Bevor Tschaikowskis Traum dank des üppig besetzten Streicherklangkörpers in Erfüllung ging, wurde der zweite Teil des Festkonzertes mit dem Traum eines zeitgenössischen Komponisten eröffnet. Der gerade einmal 16-jährige Raphael Leichsenring, Schüler des Heinrich-Schütz-Konservatoriums Dresden, hatte für das Festkonzert der Deutschen Streicherphilharmonie den „Traum vom Frieden“ komponiert. Das siebenminütige Werk hatte Chefdirigent Wolfgang Hentrich gleich in der Rohfassung so überzeugt, dass er keinerlei Änderungen oder gar Kürzungen vornahm, sondern im Gegenteil sogar vier Takte wiederholen ließ, weil sie ihm so außerordentlich gut gefielen – wie er zur Freude des Publikums in seiner Konzertmoderation offenbarte. Das Publikum gab ihm recht und frenetischen Applaus: für den Komponisten, für das Orchester – und für den einzigen Mitwirkenden bei dieser Uraufführung ohne Streichinstrument, niemand geringeren als den Solopauker der Sächsischen Staatskapelle. „Ein weiteres Symbol dafür, dass wir in den Orchestern in Dresden absolut gemeinsam für die Musikschulen stehen“, freute sich Wolfgang Hentrich.
Während im zweiten Teil des Festkonzertes Hoffnung, Freude und Zuversicht hörbar wurden und damit zugleich auch der Europatag (75 Jahre Geburtsstunde Europas) gewürdigt wurde, erinnerte der erste Konzertteil an diesem 9. Mai an 80 Jahre Kriegsende. Eröffnet wurde er mit einem eindringlichen Werk von Ödön Pártos: Yizkor (in memoriam) für Viola und Orchester, eine Komposition im Gedenken an den Holocaust. Als Solistin begeisterte Martha Roske, selber ehemaliges DSP-Mitglied. Das 8. Streichquartett von Dmitri Schostakowitsch, von der DSP als Kammersinfonie op. 110a in der Bearbeitung für Streichorchester gespielt, trägt den Untertitel „Im Gedenken an die Opfer des Faschismus und des Krieges“. Mit Bravour meisterten die gerade mal 11- bis 20-jährigen Orchestermitglieder der Deutschen Streicherphilharmonie an diesem Abend diesen Spagat zwischen Schrecken und Hoffnung. Das Festkonzert im Dresdner Kulturpalast wurde von den Teilnehmerinnen und Teilnehmern des Musikschulkongresses als ein tief bewegender musikalischer Höhepunkt dieser alle zwei Jahre vom VdM durchgeführten Veranstaltung wahrgenommen. Die Realisierung dieses Herzensprojektes der Deutschen Streicherphilharmonie, die vom Bundesjugendministerium grundfinanziert wird, ist durch die freundliche Unterstützung der GVL möglich geworden.
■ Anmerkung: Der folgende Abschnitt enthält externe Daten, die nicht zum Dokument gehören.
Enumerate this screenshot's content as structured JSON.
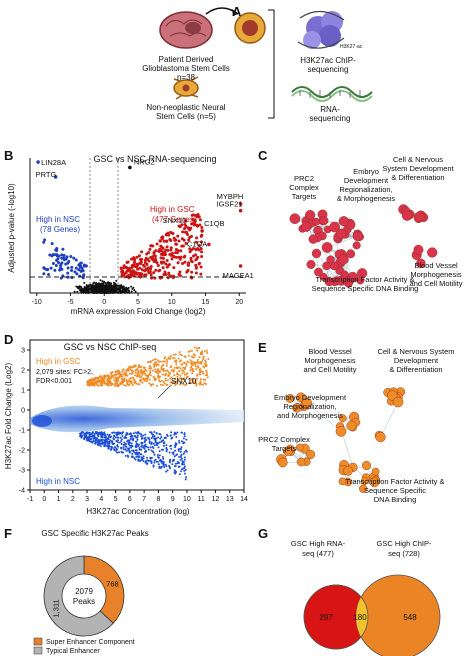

Mit einem Gastspiel im Rahmen des Sächsischen Mozartfestes beendeten die Deutsche Streicherphilharmonie und Wolfgang Hentrich am folgenden Tag ihre Proben- und Konzertreise in der Markuskirche in Chemnitz. Wieder mit dabei waren Martha Roske als Solistin des Werkes von Ödön Pártos sowie die Komposition von Raphael Leichsenring. Tschaikowskis Streicherserenade wurde hier ohne die Verstärkung der sächsischen Musikschülerinnen und -schüler gespielt – gleichwohl war der Dank des Publikums enthusiastisch.
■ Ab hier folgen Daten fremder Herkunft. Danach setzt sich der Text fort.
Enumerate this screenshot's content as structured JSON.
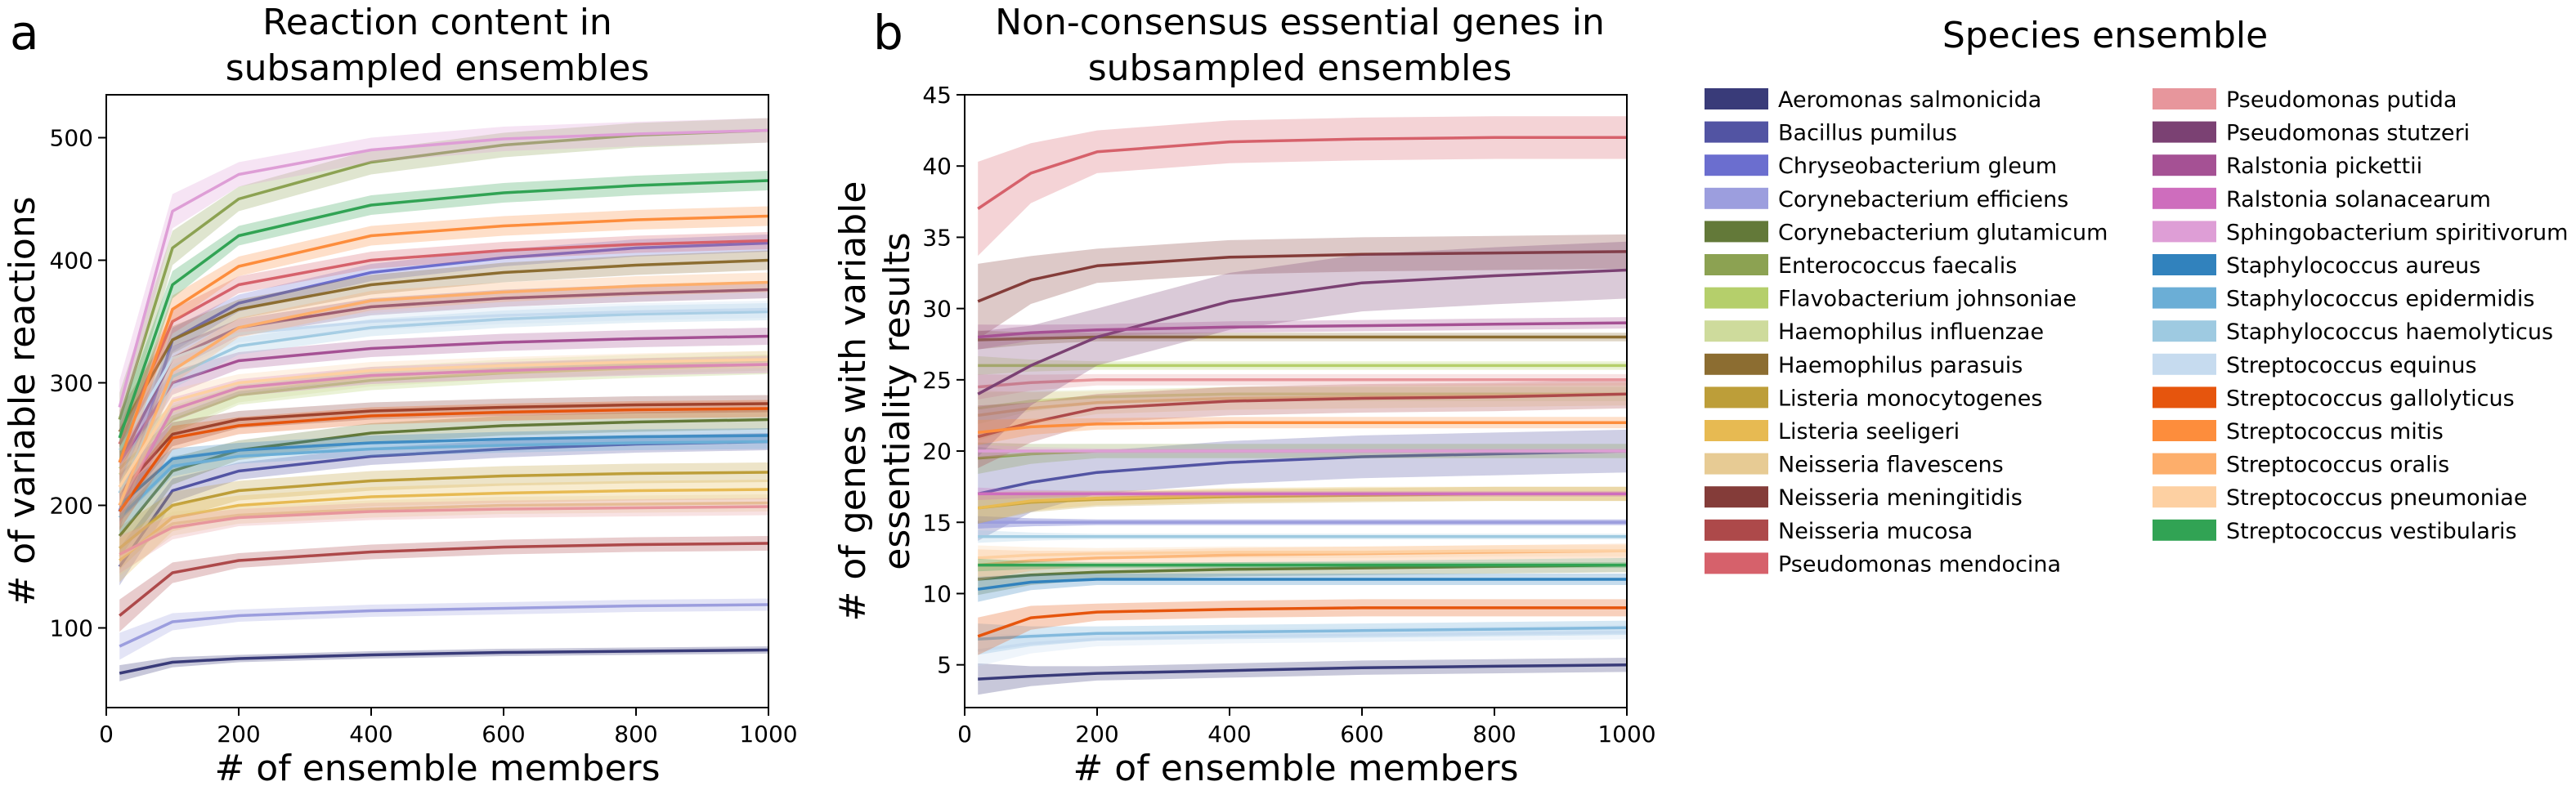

Was denn der Traum des Chefdirigenten der Deutschen Streicherphilharmonie sei, wurde Wolfgang Hentrich von Konzertbesuchern in Dresden und Chemnitz gefragt. In jedem Jahr ein solches gemeinsames Projekt mit den VdM-Musikschulen in wechselnden Bundesländern verwirklichen zu können, um die so bedeutende Ausbildung junger Streichertalente insbesondere auch für die Berufsorchester in Deutschland zu fördern und stärker sichtbar zu machen, lautete seine hoffnungsvolle Antwort. Ein Traum, für den sich die Deutsche Streicherphilharmonie einsetzt.